Several times this fall, my local university has announced which of the university’s colors fans should wear to the Saturday football game. Remarkably, the word gets out and nearly an entire stadium dons the same color clothing. One week it’s yellow. Later, green. Most recently, white.
I’ve noticed a similar trend elsewhere. First, there were the two men dining near my table wearing similar western shirts, sporting shaved heads, and donning identical large, black-rimmed glasses. Then, I found myself sitting on a couch at a party with three other plaid-shirt wearing young adults in jeans. And now that it’s getting colder, practically all of my female students come to class wearing yoga pants and UGG boots!
It’s not quite breaking news that friends and those in similar cultural groups dress alike. What concerns me, however, is when these birds-of-a-feather seem to flock together in churches as well. What I fear is that the church is becoming just another place to associate with others who dress, believe, think, and act in ways that make people nearly indistinguishable from one another.
I recently attended an event hosted by a new church in town. I had a great time, but then again, when it came to politics, theology, community affairs, and even our favorite type of beer, all those present agreed.
Some aspects of contemporary culture would seem to support a more heterogeneous reality. The Internet, for instance, was once seen as a democratizing, inclusive tool providing access equally for all. Through the power of the Internet, we thought our connections would grow, our horizons expand, and our views broaden.
While this is certainly true to some extent, in other ways digital culture has narrowed our experiences. Likely, you’ve noted the phenomenon of searching for a product online only to find that, for several days, your Internet surfing has become inundated with advertisements for that product.
Writers like Eli Pariser have warned of these internet “filter bubbles,” describing personalized information created by Internet algorithms for individual users. For instance, if I search “Presbyterian Church” on Google I’m greeted with a page that includes churches near Fargo, ND and the blogs of three friends. But, if you search the same phrase on your computer, wherever it might be, results will differ.
Similarly, Facebook algorithms automatically decide what to send to a news feed according to recent likes, the posting habits of your friends, or even the time of day. If you like every cat photo that comes across your feed, there’s guaranteed to be more where those came from.
Web browsers send advertisements tailored to our already-established preferences. Google builds searches from our browsing history. Facebook trims the experiences of friends to those that keep us clicking. While each of these actions is intended to enhance our web experience, together, they narrow our view of the world. Before too long I fear my Internet diet will consist of only plaid-wearing, IPA-drinking, Presbyterians!

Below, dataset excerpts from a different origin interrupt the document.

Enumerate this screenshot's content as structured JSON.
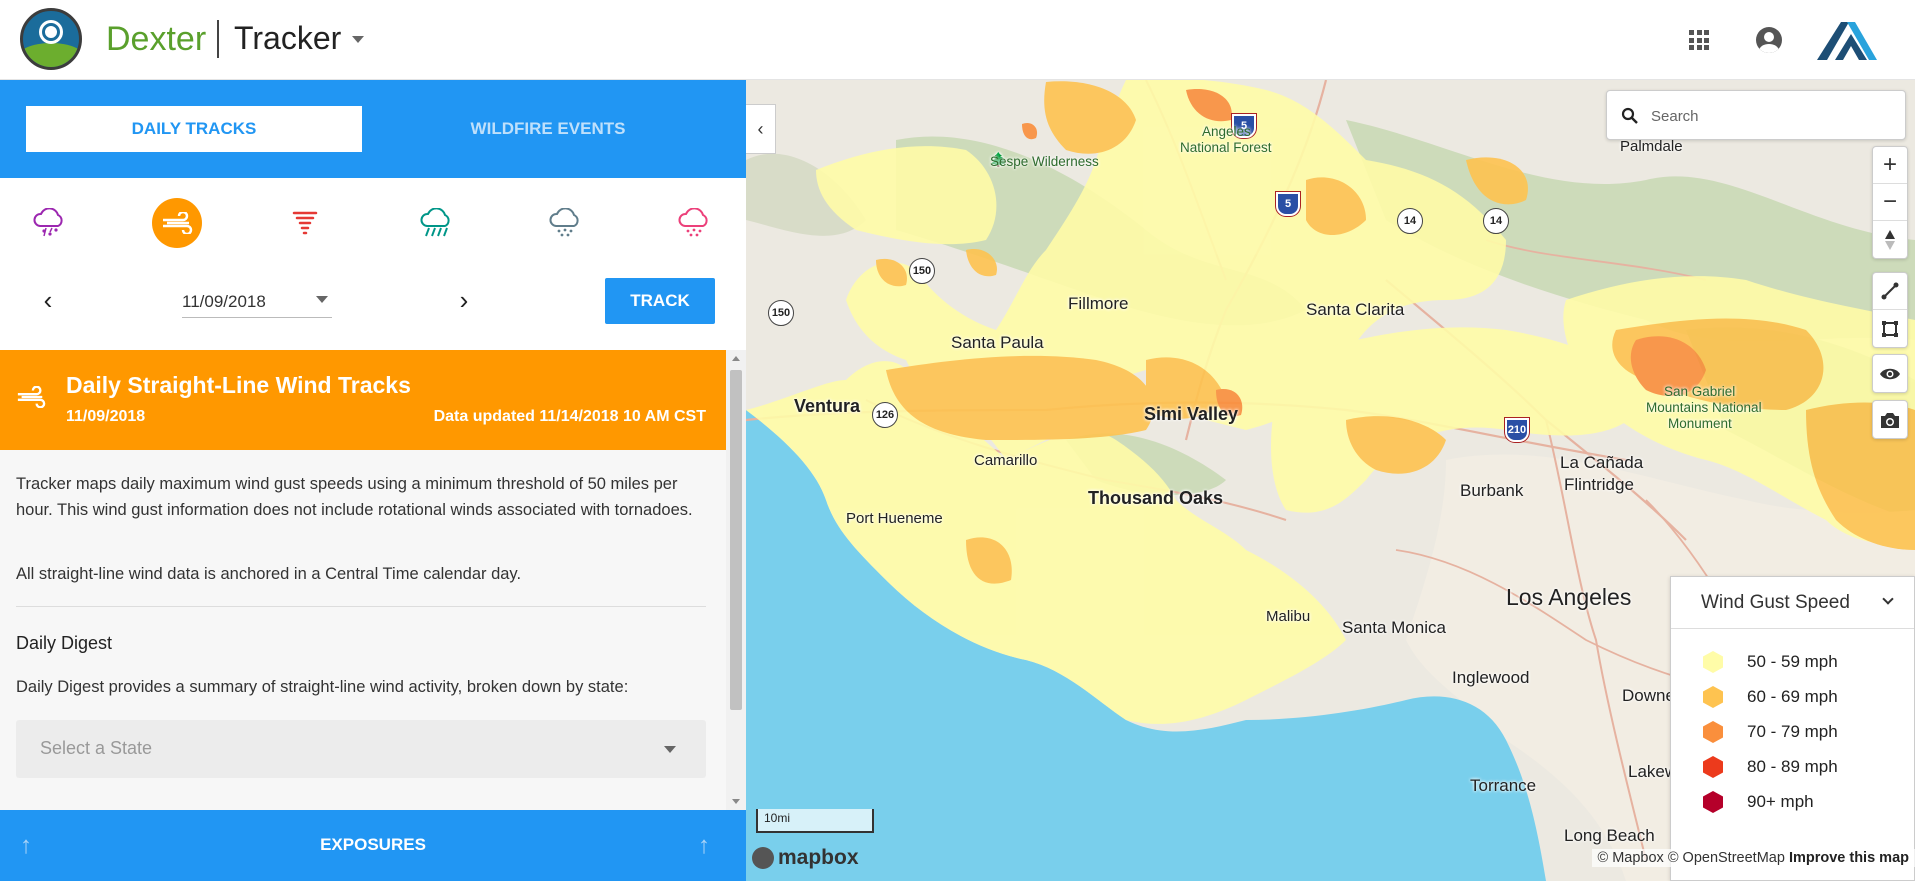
{
  "header": {
    "brand": "Dexter",
    "app_name": "Tracker"
  },
  "left_panel": {
    "tabs": [
      {
        "label": "DAILY TRACKS",
        "active": true
      },
      {
        "label": "WILDFIRE EVENTS",
        "active": false
      }
    ],
    "hazard_icons": [
      {
        "icon": "hail-icon",
        "color": "#9c27b0",
        "active": false
      },
      {
        "icon": "wind-icon",
        "color": "#ff9800",
        "active": true
      },
      {
        "icon": "tornado-icon",
        "color": "#e53935",
        "active": false
      },
      {
        "icon": "heavy-rain-icon",
        "color": "#009688",
        "active": false
      },
      {
        "icon": "winter-storm-icon",
        "color": "#607d8b",
        "active": false
      },
      {
        "icon": "wildfire-icon",
        "color": "#ec407a",
        "active": false
      }
    ],
    "date": "11/09/2018",
    "track_label": "TRACK",
    "banner": {
      "title": "Daily Straight-Line Wind Tracks",
      "date": "11/09/2018",
      "updated": "Data updated 11/14/2018 10 AM CST"
    },
    "description_1": "Tracker maps daily maximum wind gust speeds using a minimum threshold of 50 miles per hour. This wind gust information does not include rotational winds associated with tornadoes.",
    "description_2": "All straight-line wind data is anchored in a Central Time calendar day.",
    "digest_heading": "Daily Digest",
    "digest_text": "Daily Digest provides a summary of straight-line wind activity, broken down by state:",
    "state_placeholder": "Select a State",
    "exposures_label": "EXPOSURES"
  },
  "map": {
    "search_placeholder": "Search",
    "places": {
      "palmdale": "Palmdale",
      "sespe": "Sespe Wilderness",
      "angeles_1": "Angeles",
      "angeles_2": "National Forest",
      "fillmore": "Fillmore",
      "santa_clarita": "Santa Clarita",
      "santa_paula": "Santa Paula",
      "ventura": "Ventura",
      "simi_valley": "Simi Valley",
      "camarillo": "Camarillo",
      "thousand_oaks": "Thousand Oaks",
      "port_hueneme": "Port Hueneme",
      "burbank": "Burbank",
      "la_canada_1": "La Cañada",
      "la_canada_2": "Flintridge",
      "san_gabriel_1": "San Gabriel",
      "san_gabriel_2": "Mountains National",
      "san_gabriel_3": "Monument",
      "los_angeles": "Los Angeles",
      "malibu": "Malibu",
      "santa_monica": "Santa Monica",
      "inglewood": "Inglewood",
      "downey": "Downe",
      "lakewood": "Lakew",
      "torrance": "Torrance",
      "long_beach": "Long Beach"
    },
    "route_shields": {
      "i5_north": "5",
      "i5_south": "5",
      "r14_a": "14",
      "r14_b": "14",
      "r150_a": "150",
      "r150_b": "150",
      "r126": "126",
      "i210": "210"
    },
    "legend": {
      "title": "Wind Gust Speed",
      "items": [
        {
          "label": "50 - 59 mph",
          "color": "#fffca8"
        },
        {
          "label": "60 - 69 mph",
          "color": "#fec350"
        },
        {
          "label": "70 - 79 mph",
          "color": "#fa8f3c"
        },
        {
          "label": "80 - 89 mph",
          "color": "#ec3a1c"
        },
        {
          "label": "90+ mph",
          "color": "#b5002a"
        }
      ]
    },
    "scale_label": "10mi",
    "mapbox_label": "mapbox",
    "attribution": "© Mapbox © OpenStreetMap",
    "improve_label": "Improve this map"
  }
}
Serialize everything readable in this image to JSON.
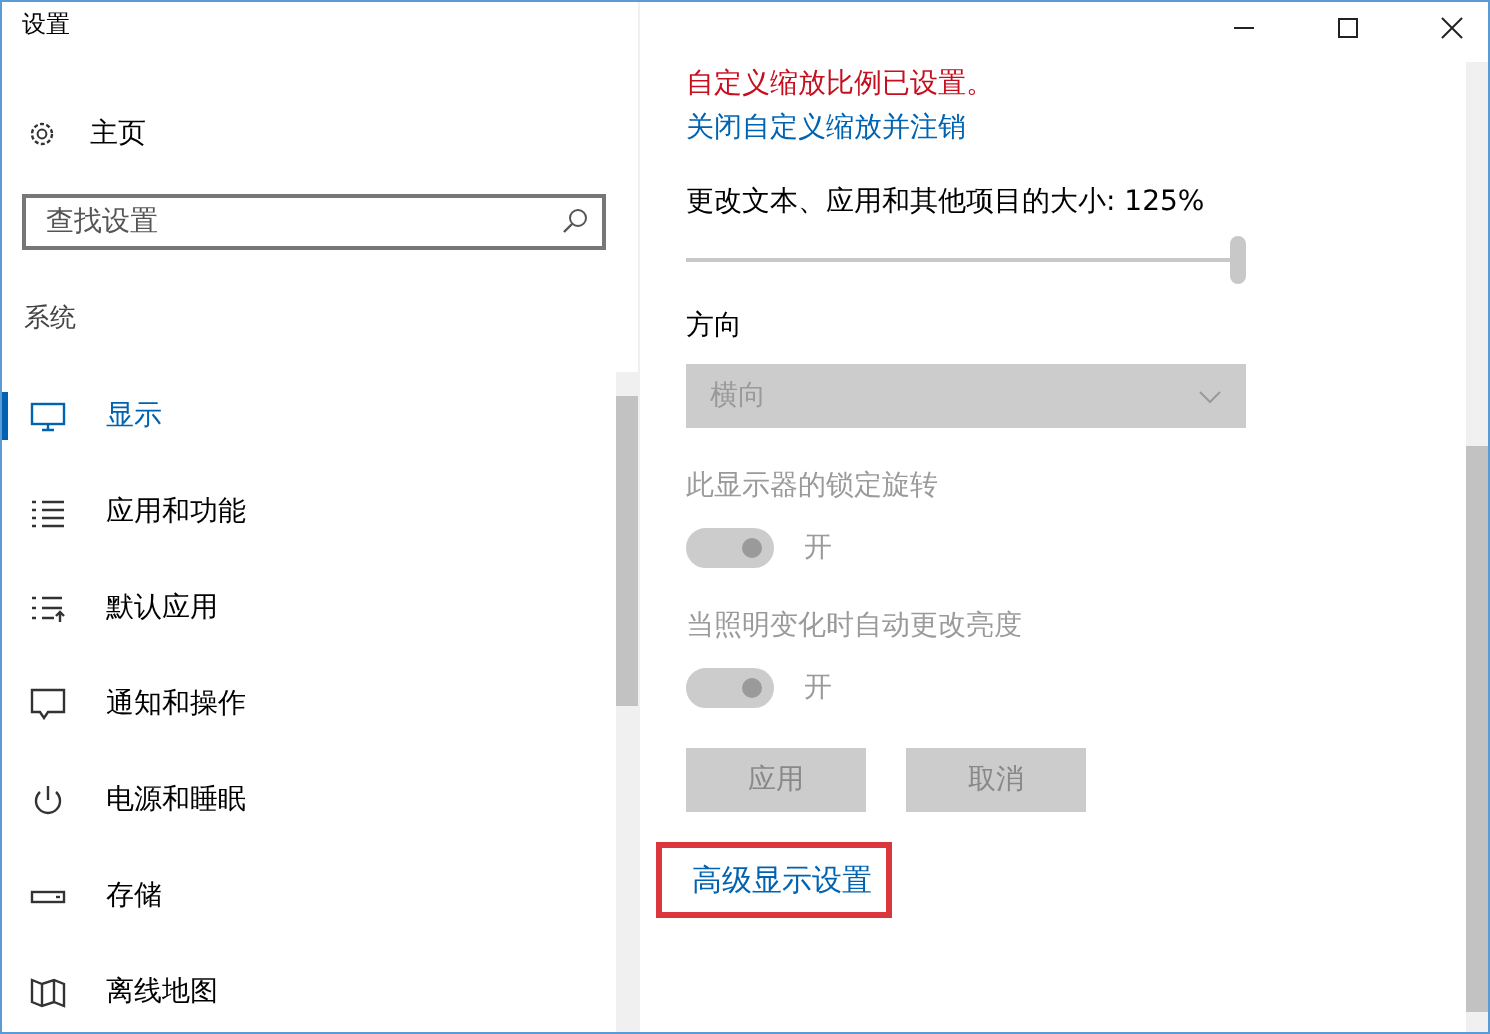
{
  "window": {
    "title": "设置"
  },
  "sidebar": {
    "home": "主页",
    "search": {
      "placeholder": "查找设置"
    },
    "section": "系统",
    "items": [
      {
        "label": "显示",
        "selected": true
      },
      {
        "label": "应用和功能",
        "selected": false
      },
      {
        "label": "默认应用",
        "selected": false
      },
      {
        "label": "通知和操作",
        "selected": false
      },
      {
        "label": "电源和睡眠",
        "selected": false
      },
      {
        "label": "存储",
        "selected": false
      },
      {
        "label": "离线地图",
        "selected": false
      }
    ]
  },
  "content": {
    "notice": "自定义缩放比例已设置。",
    "notice_link": "关闭自定义缩放并注销",
    "scale": {
      "label": "更改文本、应用和其他项目的大小: 125%",
      "level": 1.0
    },
    "orientation": {
      "label": "方向",
      "value": "横向",
      "disabled": true
    },
    "toggles": [
      {
        "label": "此显示器的锁定旋转",
        "state_text": "开",
        "on": true,
        "disabled": true
      },
      {
        "label": "当照明变化时自动更改亮度",
        "state_text": "开",
        "on": true,
        "disabled": true
      }
    ],
    "buttons": [
      {
        "label": "应用",
        "disabled": true
      },
      {
        "label": "取消",
        "disabled": true
      }
    ],
    "advanced_link": {
      "label": "高级显示设置",
      "highlighted": true
    }
  }
}
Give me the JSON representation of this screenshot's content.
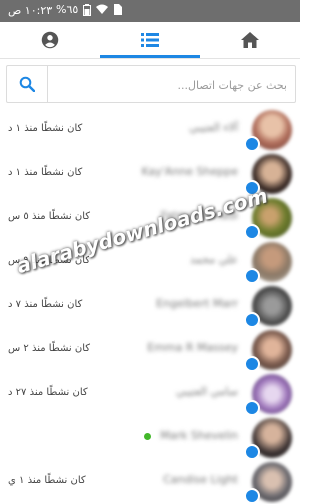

I can’t recall where I first encountered a provocative idea concerning church attendance and geography, but I remember it being attributed to the theologian Marva Dawn. What if—rather than attending the church that makes us feel good, or where we find the programs that align with our likes and the people dressed in clothes similar to our own—Christians simply attended the church closest to their home?
How many other churches does the average Christian drive by on the way to his or her own church on a Sunday? Might choosing a church by geography overcome our tendency to want to worship with only certain types of Christians? Sure, that sort of depends on how diverse or homogeneous your neighborhood is, both in religious and other cultural terms. But prioritizing worshiping in place, as it were, over worshiping according to taste does seem truer to Christian understandings of community. It’s not like Paul suggested the bickering Corinthians avoid the challenge of sorting through their differences by checking out the church in Galatia.
While it’s much easier to pal around with those like us, the gospel pushes us to appreciate a diversity of thought and practice. Perhaps there’s no more important time to remember this reality than during election season.
This week, hundreds of thousands of Americans marked their ballots on Election Day. We voted for governors, senators, representatives, mayors, and on ballot measures. It didn’t take any particular political genius to predict one certain outcome from Tuesday’s elections: everyone is not in agreement on the outcome.
I was invited to an election party this year. I knew that if I went, I could talk to young adults in plaid shirts and bold glasses, all of us checking our Twitter feeds and, in unison, bemoaning any outcomes that don’t align with our common political vision.
But, on election night, I’d really rather have attended a church party. I wanted to visit whatever church was closest to my house and celebrate in a different manner. I longed to gather around a table and hear the story of an ancient meal to which Jesus invited those from north and south, east and west, to join. I wanted to break bread and drink wine with a neighbor who perhaps looked—and voted—very differently from me.
Is that a possibility for 21st century ministry—the opening of church spaces where diversity and difference are actively cultivated? Where real conversations—even ones where people disagree, perhaps passionately—are seen as occasions to learn from others, to change along with them?
The prospective 2016 candidates are already making the circuit in Iowa and New Hampshire—the early primary states. Maybe it’s not too early, then, for churches to start planning the big, diverse, election night party of my dreams. In the meantime, maybe we all could start looking beyond our comfortable cultural bubbles to see where we might encounter real difference and begin to engage it as people of a complex and multifaceted faith. I’d vote for that.